NSX intelligence Appliance /var/log partition 100% full, due to kafka-authorizer "Denied Operation" events
book
Article ID: 324404
calendar_today
Updated On:
Products
VMware NSX
Issue/Introduction
Symptoms:
NSX Intelligence appliance becomes unmanageable
ESXi hosts can no longer establish new connections to NSX Intelligence appliance
/var/log partition is 100% full
The size of the /var/log/kafka directory exceeds 28GB
Issue seen in NSX-T 3.1.0 and below. NSX Intelligence 1.2
/var/log/kafka-authorizer.log filled with events similar to below:
020-11-30T19:33:30.924ZUTC INFO data-plane-kafka-request-handler-5 logger - Principal = User:UID=18163772-95fe-44ef-a713-0890e4842c29,CN=VMware-NSX-Host,1.2.840.113549.1.9.1=#161b73736c2d63657274696669636174657340766d776172652e636f6d,O=VMware\, Inc.,L=Palo Alto,ST=California,C=US is Denied Operation = Describe from host = 20.20.210.120 on resource = Topic:LITERAL:
Environment
VMware NSX-T Data Center 3.x VMware NSX-T VMware NSX-T Data Center 2.x VMware NSX-T Data Center VMware NSX-T Data Center 2.5.x
Cause
Guest metric topic is not sent today as part of config msg. However the kafka client was still creating guest metrics kafka topic object. This leads to the broker flooding the kafka-authorizer logs in Intelligence appliance.
The issue is seen in scale setup in a stable state after 26 days
Without the fix the kafka-authorizer continuously logs "Denied Operation" statements thereby flooding the logs.
Resolution
Fixed in NSX-T 3.1.1
Workaround:
Clear up the NSX Intelligence /var/log folder with the following steps:
Navigate to the /var/log/kafka folder: "cd /var/log/kafka"

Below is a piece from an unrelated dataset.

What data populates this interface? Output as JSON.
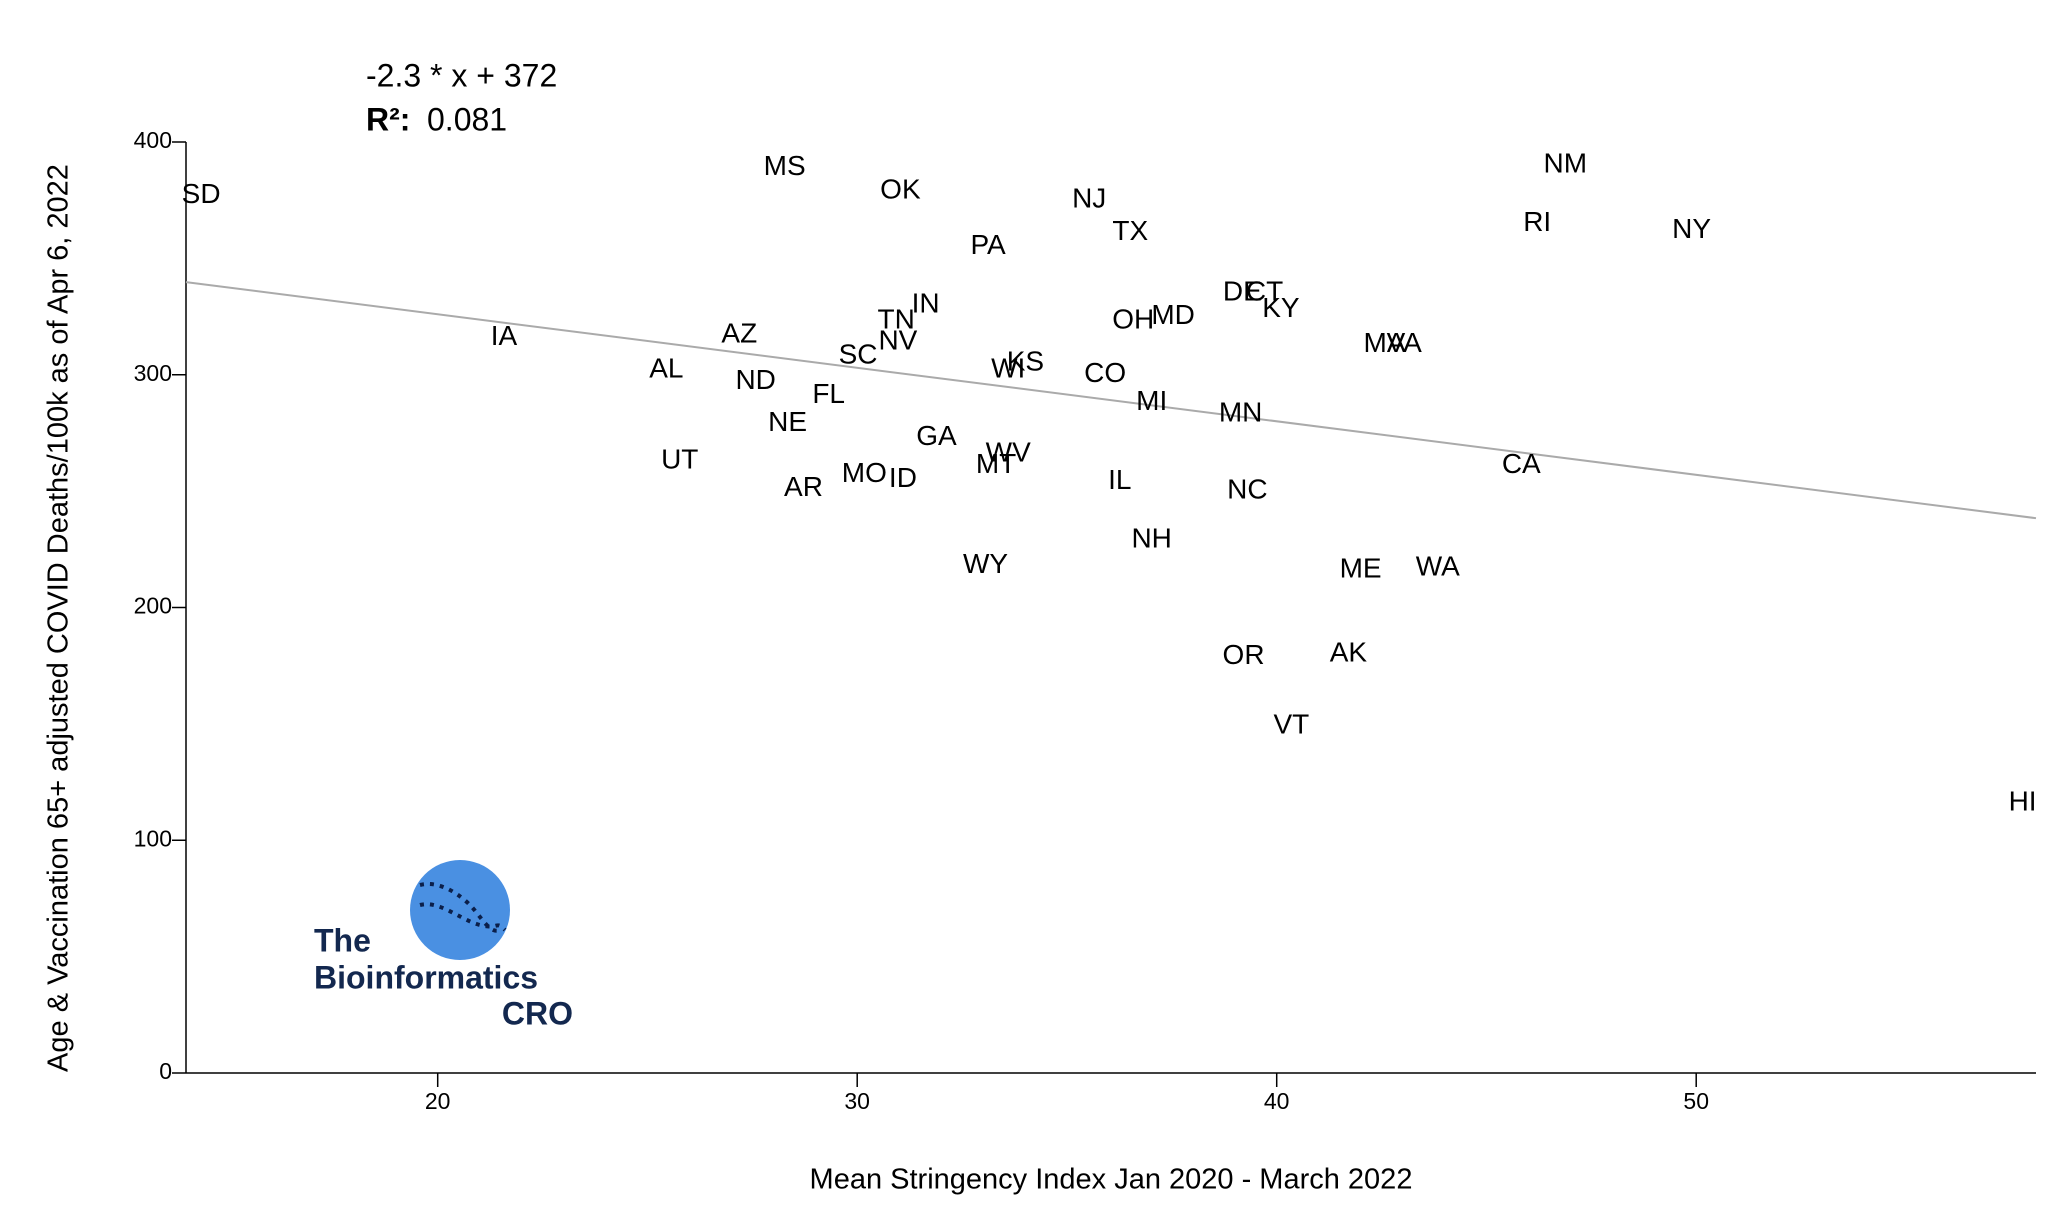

Check the files size: "ls -lh" and look for larger file (Approx. 790M). The file name starts with: kafka-authorizer.log
Delete the oldest files.
Sample file for deletion:
-rw-r--r-- 1 kafka kafka 0 May 15 2020 kafka-authorizer.log.2020-05-15
This is a short term measure and may need to be repeated frequently depending on how quickly logs increase.